Nearly everyone likes classic roast chicken, whether it’s served hot and golden brown right from the oven or enjoyed the next day in a sandwich or salad. Roasting the bird at a high temperature produces crisp brown skin and moist meat without having to baste or turn the chicken during cooking. Using a roasting rack also helps crisp the skin on all sides.–Editors at Williams-Sonoma

LC Easiest Roast Chicken Ever Note

Succulent. Crisp-skinned. Simple. If that’s what you seek in a roast hen, your search stops here. This approach uses nothing but a slick of olive oil on the skin, a sprinkle of salt and pepper, some aromatics in the cavity, and a hot, hot, hot oven. Nothing else. No flopping the bird this way and that midway through roasting. No fussing with pan juice or gravy. It’s just not necessary with a hen that turns out this juicy. For purists only.

Classic Roast Chicken Recipe

  • Quick Glance
  • 10 M
  • 1 H, 55 M
  • Serves 4


  • One 4 1/2- to 5-pound chicken
  • Extra-virgin olive oil
  • Kosher salt and freshly ground pepper
  • 1/2 small yellow onion, cut into chunks (optional)
  • 4 or 5 fresh flat-leaf parsley sprigs (optional)
  • 4 large fresh thyme sprigs (optional)

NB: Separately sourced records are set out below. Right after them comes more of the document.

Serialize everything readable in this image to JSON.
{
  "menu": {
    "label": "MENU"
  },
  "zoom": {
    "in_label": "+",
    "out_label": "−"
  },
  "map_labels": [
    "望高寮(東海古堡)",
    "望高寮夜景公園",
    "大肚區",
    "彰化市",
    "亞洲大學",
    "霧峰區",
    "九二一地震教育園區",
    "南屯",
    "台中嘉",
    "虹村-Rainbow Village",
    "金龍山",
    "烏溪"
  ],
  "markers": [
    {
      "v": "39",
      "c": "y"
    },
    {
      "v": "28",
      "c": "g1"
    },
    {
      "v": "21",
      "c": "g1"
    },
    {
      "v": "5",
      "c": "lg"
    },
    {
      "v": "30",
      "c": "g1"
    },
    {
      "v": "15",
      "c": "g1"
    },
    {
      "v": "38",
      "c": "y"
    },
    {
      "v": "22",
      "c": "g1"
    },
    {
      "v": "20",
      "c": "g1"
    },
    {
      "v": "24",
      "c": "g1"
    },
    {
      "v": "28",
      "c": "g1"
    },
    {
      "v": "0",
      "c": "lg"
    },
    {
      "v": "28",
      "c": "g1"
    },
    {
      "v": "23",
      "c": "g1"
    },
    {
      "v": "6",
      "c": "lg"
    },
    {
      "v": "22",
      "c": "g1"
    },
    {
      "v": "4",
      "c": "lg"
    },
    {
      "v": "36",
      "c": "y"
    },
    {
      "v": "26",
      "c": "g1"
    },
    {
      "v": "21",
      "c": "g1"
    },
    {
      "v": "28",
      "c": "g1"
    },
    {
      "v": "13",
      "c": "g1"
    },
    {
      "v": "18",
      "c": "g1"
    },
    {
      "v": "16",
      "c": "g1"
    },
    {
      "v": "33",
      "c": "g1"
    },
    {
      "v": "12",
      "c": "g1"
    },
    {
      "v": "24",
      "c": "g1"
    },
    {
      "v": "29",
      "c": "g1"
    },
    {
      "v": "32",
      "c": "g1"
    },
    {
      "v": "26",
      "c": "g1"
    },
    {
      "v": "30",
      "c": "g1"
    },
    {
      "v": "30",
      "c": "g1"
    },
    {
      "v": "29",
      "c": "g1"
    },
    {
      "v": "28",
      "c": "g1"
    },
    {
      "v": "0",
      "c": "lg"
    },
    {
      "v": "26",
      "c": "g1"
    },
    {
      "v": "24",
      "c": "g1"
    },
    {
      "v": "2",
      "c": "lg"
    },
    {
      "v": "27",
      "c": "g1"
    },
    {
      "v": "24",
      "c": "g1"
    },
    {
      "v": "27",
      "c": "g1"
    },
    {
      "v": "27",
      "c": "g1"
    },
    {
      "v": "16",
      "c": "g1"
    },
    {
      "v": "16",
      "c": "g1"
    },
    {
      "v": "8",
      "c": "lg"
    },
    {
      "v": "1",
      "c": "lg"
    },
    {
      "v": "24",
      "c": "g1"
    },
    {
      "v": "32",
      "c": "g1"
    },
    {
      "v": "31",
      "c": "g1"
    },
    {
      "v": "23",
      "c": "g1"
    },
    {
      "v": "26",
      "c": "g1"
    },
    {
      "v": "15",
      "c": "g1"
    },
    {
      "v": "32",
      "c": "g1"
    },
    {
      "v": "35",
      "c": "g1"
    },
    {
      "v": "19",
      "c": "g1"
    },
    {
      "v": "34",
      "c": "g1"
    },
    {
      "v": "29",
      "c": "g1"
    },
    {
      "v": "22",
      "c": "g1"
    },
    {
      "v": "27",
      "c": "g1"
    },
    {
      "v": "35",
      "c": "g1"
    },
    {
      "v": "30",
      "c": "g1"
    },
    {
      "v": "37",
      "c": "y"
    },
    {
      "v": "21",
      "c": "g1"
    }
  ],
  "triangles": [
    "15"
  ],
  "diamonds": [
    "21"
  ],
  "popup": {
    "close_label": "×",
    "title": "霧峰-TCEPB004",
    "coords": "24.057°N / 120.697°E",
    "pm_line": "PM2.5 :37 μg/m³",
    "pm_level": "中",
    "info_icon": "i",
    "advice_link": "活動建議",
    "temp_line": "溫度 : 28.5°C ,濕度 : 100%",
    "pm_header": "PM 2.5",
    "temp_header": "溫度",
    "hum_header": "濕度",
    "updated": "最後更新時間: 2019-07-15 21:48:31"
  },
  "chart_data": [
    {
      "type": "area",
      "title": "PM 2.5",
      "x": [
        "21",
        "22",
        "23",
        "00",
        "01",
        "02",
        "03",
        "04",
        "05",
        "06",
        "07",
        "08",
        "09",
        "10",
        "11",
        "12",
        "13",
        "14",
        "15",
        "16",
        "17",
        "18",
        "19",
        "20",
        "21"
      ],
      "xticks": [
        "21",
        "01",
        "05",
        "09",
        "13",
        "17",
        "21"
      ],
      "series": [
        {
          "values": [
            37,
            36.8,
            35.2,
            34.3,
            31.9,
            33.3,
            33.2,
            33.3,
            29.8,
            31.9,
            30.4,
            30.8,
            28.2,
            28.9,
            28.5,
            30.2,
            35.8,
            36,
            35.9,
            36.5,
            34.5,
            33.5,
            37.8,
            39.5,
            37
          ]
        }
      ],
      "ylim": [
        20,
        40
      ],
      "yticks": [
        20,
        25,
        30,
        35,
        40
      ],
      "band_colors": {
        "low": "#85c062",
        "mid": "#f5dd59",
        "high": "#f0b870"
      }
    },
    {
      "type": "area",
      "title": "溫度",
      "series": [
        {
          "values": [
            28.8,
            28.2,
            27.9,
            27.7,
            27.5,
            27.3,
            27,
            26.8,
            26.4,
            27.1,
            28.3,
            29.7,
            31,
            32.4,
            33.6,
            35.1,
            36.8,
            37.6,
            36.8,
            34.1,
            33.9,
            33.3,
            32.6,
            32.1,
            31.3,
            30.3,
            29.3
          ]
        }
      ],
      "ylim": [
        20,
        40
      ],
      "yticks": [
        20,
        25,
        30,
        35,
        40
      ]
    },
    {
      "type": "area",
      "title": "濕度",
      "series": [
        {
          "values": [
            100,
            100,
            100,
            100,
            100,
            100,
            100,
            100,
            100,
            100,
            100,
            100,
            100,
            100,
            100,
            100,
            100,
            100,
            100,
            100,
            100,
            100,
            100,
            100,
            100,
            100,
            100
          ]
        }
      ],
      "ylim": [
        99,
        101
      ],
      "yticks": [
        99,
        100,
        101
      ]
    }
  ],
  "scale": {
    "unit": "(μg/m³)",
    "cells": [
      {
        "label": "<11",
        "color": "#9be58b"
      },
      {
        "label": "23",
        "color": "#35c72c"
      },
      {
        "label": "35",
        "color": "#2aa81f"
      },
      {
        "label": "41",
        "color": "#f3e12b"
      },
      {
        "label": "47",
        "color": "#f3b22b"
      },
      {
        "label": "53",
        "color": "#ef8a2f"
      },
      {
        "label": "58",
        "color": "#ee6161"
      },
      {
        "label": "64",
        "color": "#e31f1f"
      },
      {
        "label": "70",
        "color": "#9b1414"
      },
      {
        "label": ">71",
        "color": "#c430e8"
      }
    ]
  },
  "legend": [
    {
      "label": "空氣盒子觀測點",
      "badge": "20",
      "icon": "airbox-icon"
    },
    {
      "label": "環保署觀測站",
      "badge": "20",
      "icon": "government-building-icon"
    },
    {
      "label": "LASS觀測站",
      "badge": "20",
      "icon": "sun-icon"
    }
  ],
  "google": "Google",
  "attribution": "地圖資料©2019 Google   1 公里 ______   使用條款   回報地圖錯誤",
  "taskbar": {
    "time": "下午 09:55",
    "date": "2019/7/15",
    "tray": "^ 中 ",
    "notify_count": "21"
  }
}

  • 1. Look to see if the giblets and neck are still in the cavity of the chicken. If they are, remove them and reserve them for another use or discard them. Remove and discard any pockets of excess fat from around the cavity. Pat the chicken dry with paper towels. Brush or rub the chicken all over with olive oil, and season it inside and out with salt and pepper. If using the onion, parsley, and thyme, cram them inside the cavity. Tuck the wing tips under the back. If you like, truss the chicken by tying the legs together with kitchen string. (Please note that trussing the hen will increase the roasting time by a few minutes since the bird is held in a more compact mass.)
  • 2. Oil a V-shaped roasting rack or a wire cooling rack and place it in a roasting pan or baking dish just large enough to hold the chicken. Place the chicken on the rack and allow it to stand at room temperature for 30 minutes.
  • 3. Preheat the oven to 450°F (232°C) and position an oven rack in the lower third of the oven. [Editor’s Note: You do, of course, know that anytime you crank the oven past 400°F it’s an invitation for the remnants of last week’s apple pie and last summer’s barbecue ribs to smolder, yes? Best take an honest look at your oven before roasting this hen and, if need be, scrub any splotches or chances you’ll find yourself flinging open some windows and fanning towels at some smoke detectors.]
  • 4. Roast the chicken until the juices run clear and a thermometer inserted into the thickest part of a thigh away from the bone registers 165°F (74°C), 50 to 60 minutes.
  • 5. Remove the pan from the oven. Slip the handle of a long wooden spoon or a pair of tongs in the chicken cavity and carefully tip the bird slightly, draining the liquid from the cavity into the pan. Transfer the chicken to a platter or carving board and tent it with aluminum foil. Let the hen rest for 10 to 15 minutes.
  • 6. If you trussed the hen, snip the string and discard it. Remove any contents from the cavity and toss them in the trash. Carve the chicken and serve it at once, trying not to surreptitiously snitch any of that crisp skin before sitting down at the table.